The fact is our minds play a big role in our health, yet most of the time that detail is simply overlooked.
I’ve written before about what I christened the “Oscar the Grouch effect.” A study revealed that a negative outlook could literally send your risk for angina or a heart-attack risk skyrocketing by up to 44 percent.
Well it looks like we need to add reducing your stroke risk to the list of things an optimistic outlook can accomplish for your health, because according to a study published in the Journal of the American Heart Association, it could do exactly that.
Positive thinking slashes stroke risk
Researchers looked at a subset of 6,044 stroke-free volunteers from the ongoing Health and Retirement study. The volunteers’ optimism levels were measured on a 16-point scale using a standard tool called the Modified Life Orientation Test.

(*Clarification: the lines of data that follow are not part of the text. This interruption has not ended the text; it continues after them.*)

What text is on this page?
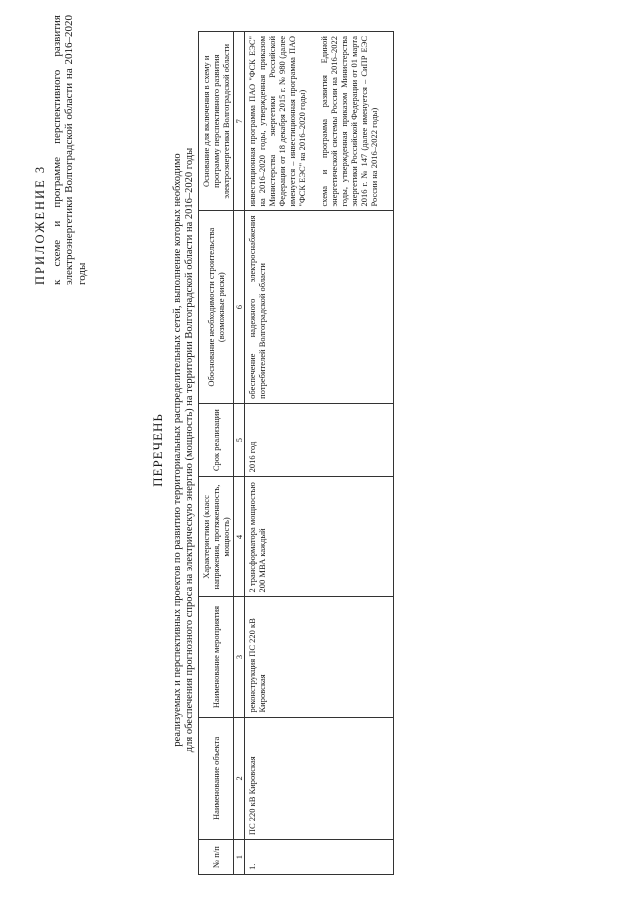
ПРИЛОЖЕНИЕ 3 к схеме и программе перспективного развития электроэнергетики Волгоградской области на 2016–2020 годы
ПЕРЕЧЕНЬ реализуемых и перспективных проектов по развитию территориальных распределительных сетей, выполнение которых необходимо для обеспечения прогнозного спроса на электрическую энергию (мощность) на территории Волгоградской области на 2016–2020 годы
№ п/п	Наименование объекта	Наименование мероприятия	Характеристики (класс напряжения, протяженность, мощность)	Срок реализации	Обоснование необходимости строительства (возможные риски)	Основание для включения в схему и программу перспективного развития электроэнергетики Волгоградской области
1	2	3	4	5	6	7
1.	ПС 220 кВ Кировская	реконструкция ПС 220 кВ Кировская	2 трансформатора мощностью 200 МВА каждый	2016 год	обеспечение надежного электроснабжения потребителей Волгоградской области	инвестиционная программа ПАО "ФСК ЕЭС" на 2016–2020 годы, утвержденная приказом Министерства энергетики Российской Федерации от 18 декабря 2015 г. № 980 (далее именуется – инвестиционная программа ПАО "ФСК ЕЭС" на 2016–2020 годы) схема и программа развития Единой энергетической системы России на 2016–2022 годы, утвержденная приказом Министерства энергетики Российской Федерации от 01 марта 2016 г. № 147 (далее именуется – СиПР ЕЭС России на 2016–2022 годы)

During the two-year follow-up period there were 88 cases of stroke. After taking into account the volunteers age, gender, chronic-illness status, and self-rated health levels, the researchers found that with every one point increase on the optimism scale there was a corresponding drop of 9 percent in stroke risk over the two-year period.

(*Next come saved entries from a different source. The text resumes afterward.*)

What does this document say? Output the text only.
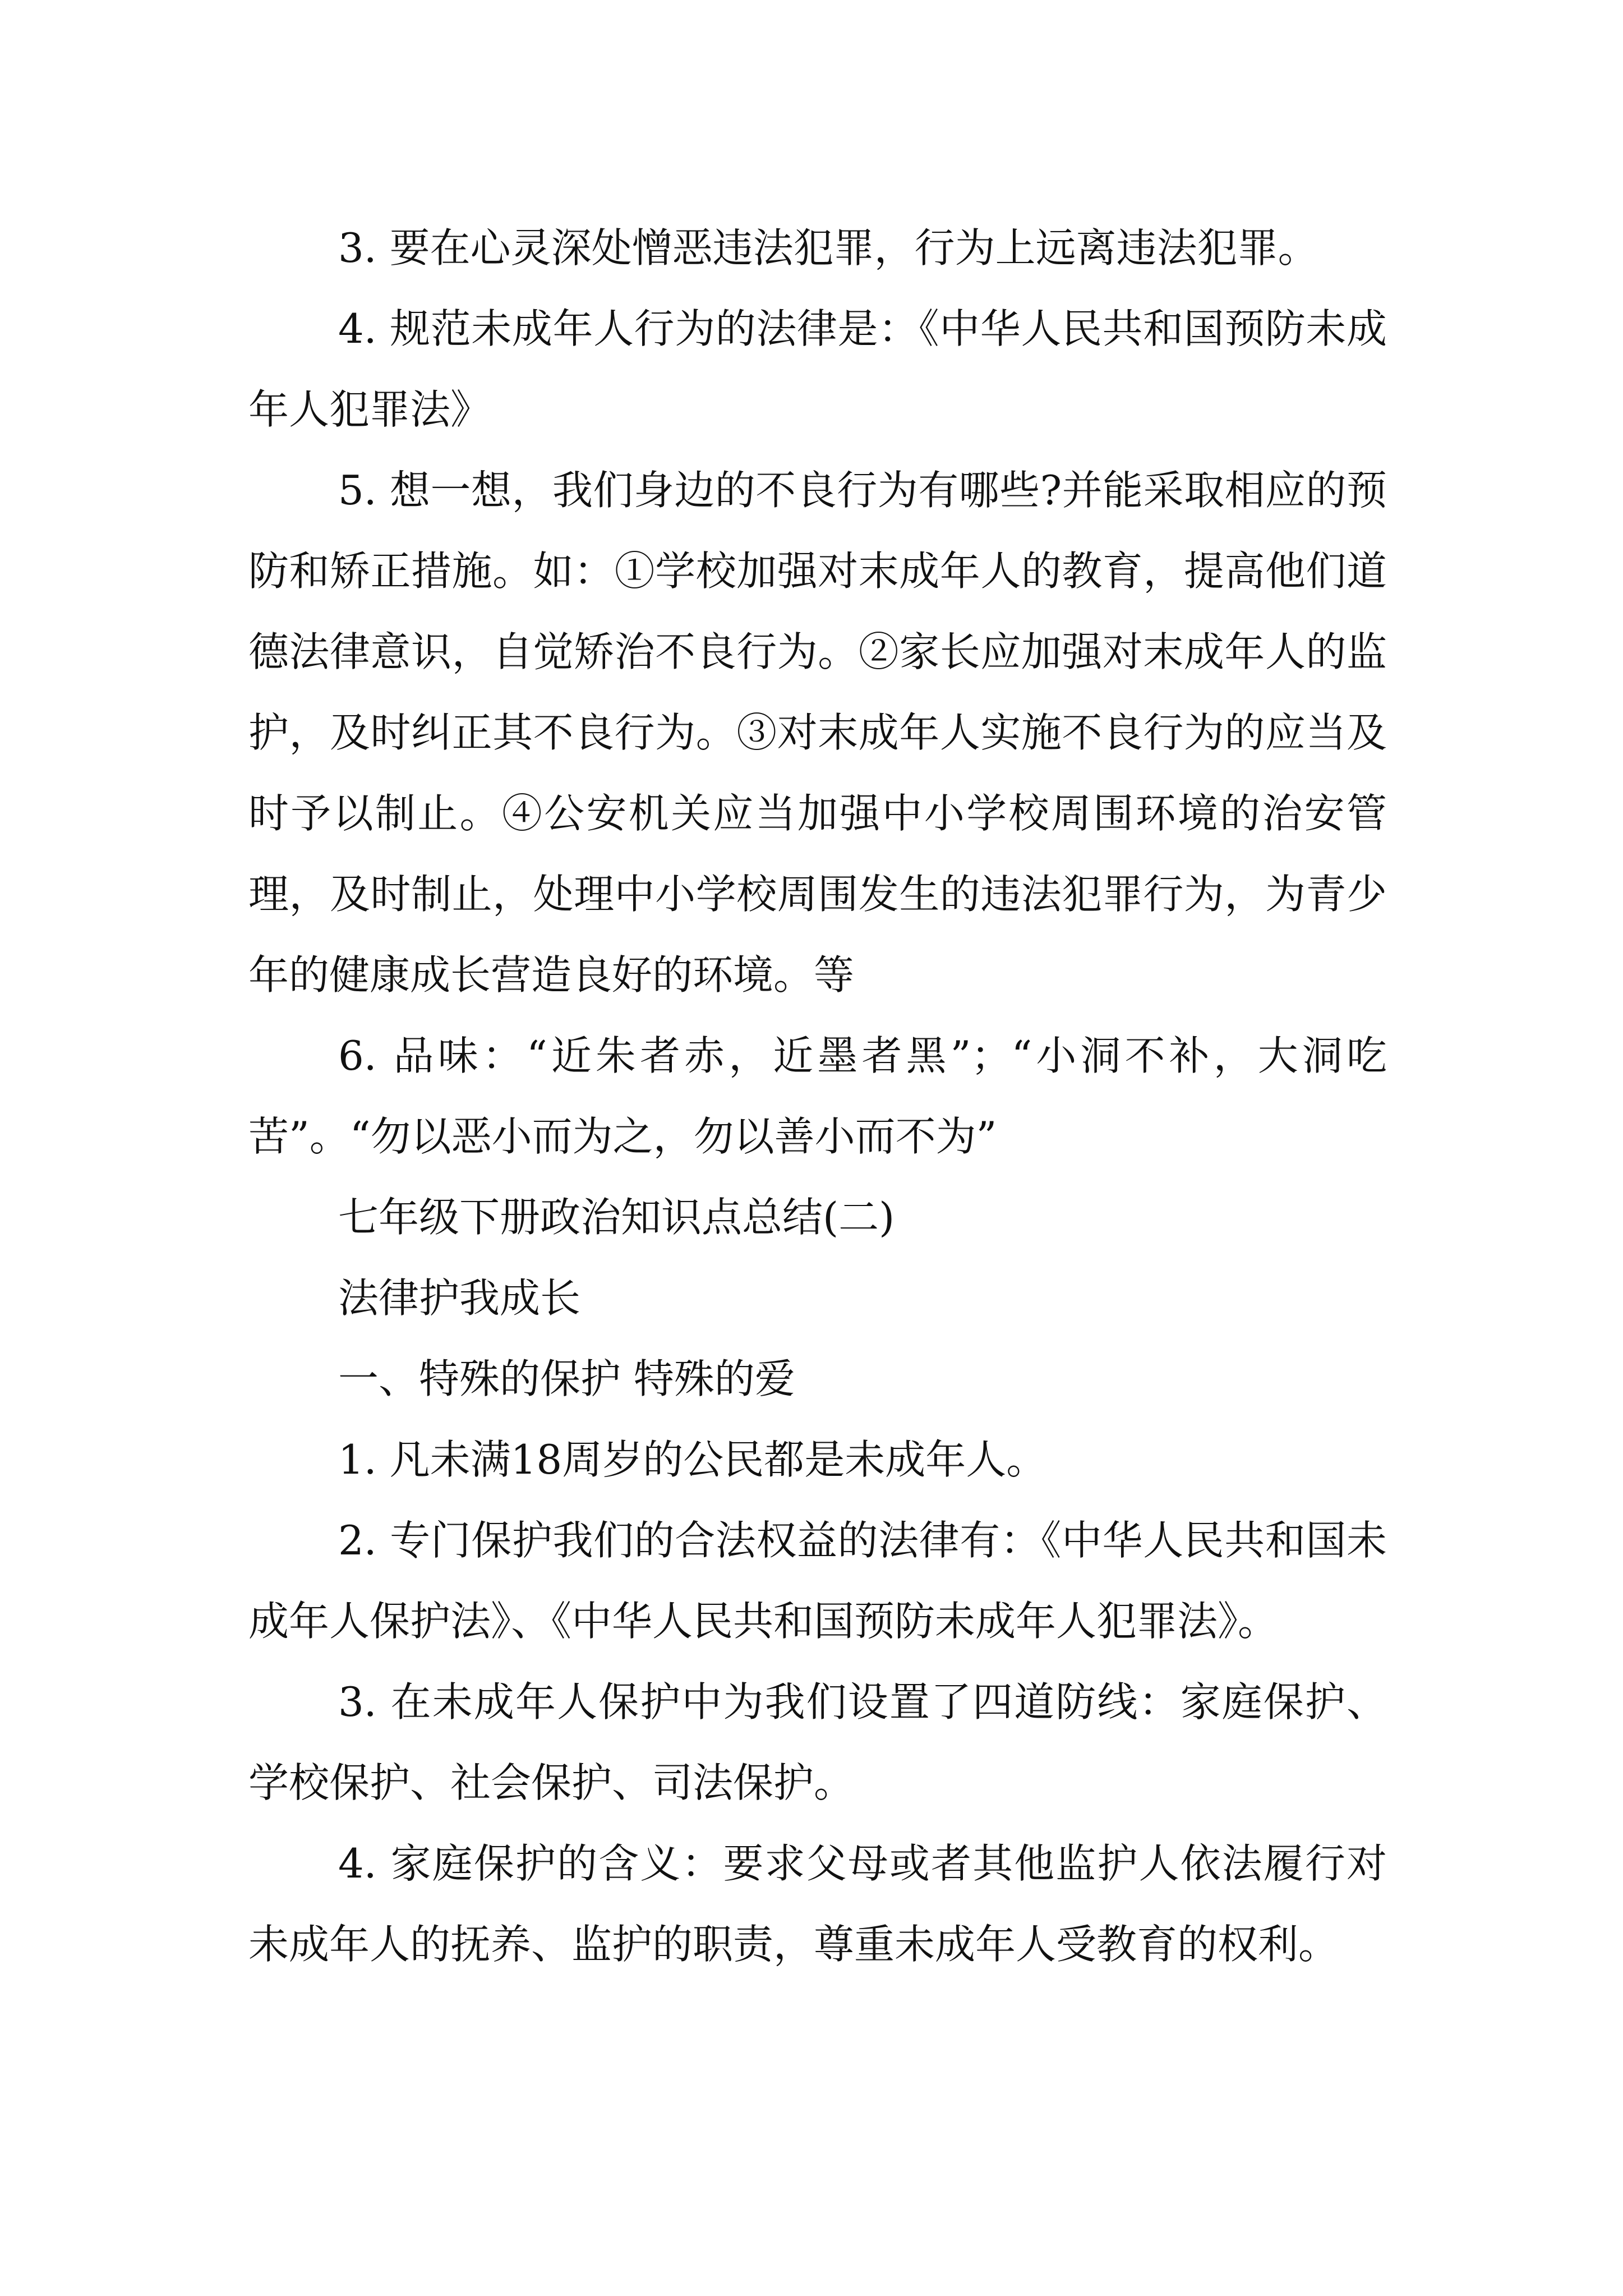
3. 要在心灵深处憎恶违法犯罪，行为上远离违法犯罪。

4. 规范未成年人行为的法律是：《中华人民共和国预防未成年人犯罪法》

5. 想一想，我们身边的不良行为有哪些?并能采取相应的预防和矫正措施。如：①学校加强对末成年人的教育，提高他们道德法律意识，自觉矫治不良行为。②家长应加强对末成年人的监护，及时纠正其不良行为。③对末成年人实施不良行为的应当及时予以制止。④公安机关应当加强中小学校周围环境的治安管理，及时制止，处理中小学校周围发生的违法犯罪行为，为青少年的健康成长营造良好的环境。等

6. 品味：“近朱者赤，近墨者黑”；“小洞不补，大洞吃苦”。“勿以恶小而为之，勿以善小而不为”

七年级下册政治知识点总结(二)

法律护我成长

一、特殊的保护 特殊的爱

1. 凡未满18周岁的公民都是未成年人。

2. 专门保护我们的合法权益的法律有：《中华人民共和国未成年人保护法》、《中华人民共和国预防未成年人犯罪法》。

3. 在未成年人保护中为我们设置了四道防线：家庭保护、学校保护、社会保护、司法保护。

4. 家庭保护的含义：要求父母或者其他监护人依法履行对未成年人的抚养、监护的职责，尊重未成年人受教育的权利。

They even conducted a second analysis to find out if just avoiding being a Gloomy Gus would do the trick. But their data indicated that optimistic thinking offers protection above and beyond what just the absence of negative thinking can offer.
Optimism remains your best bet
Now if you’re anything like me you may be wondering at this point how they can prove that positive thinking caused the drop in stroke risk. The simple answer is that they can’t. Well, not yet at any rate.
This was an observational study, which means the researchers didn’t control all the factors involved. In other words, it isn’t possible to say that positive thinking absolutely caused the drop in risk. But after they adjusted for all the normal outside factors, the relationship was still sitting there staring the researchers in their faces.
And, well, frankly, since other studies have already turned up similar findings, and since positive thinking never hurt anybody—in fact, quite the contrary—I think these are results we can, and should, get behind.
“Dispositional Optimism Protects Older Adults From Stroke: The Health and Retirement Study,” Stroke: Journal of the American Heart Association, 2011 Jul 21.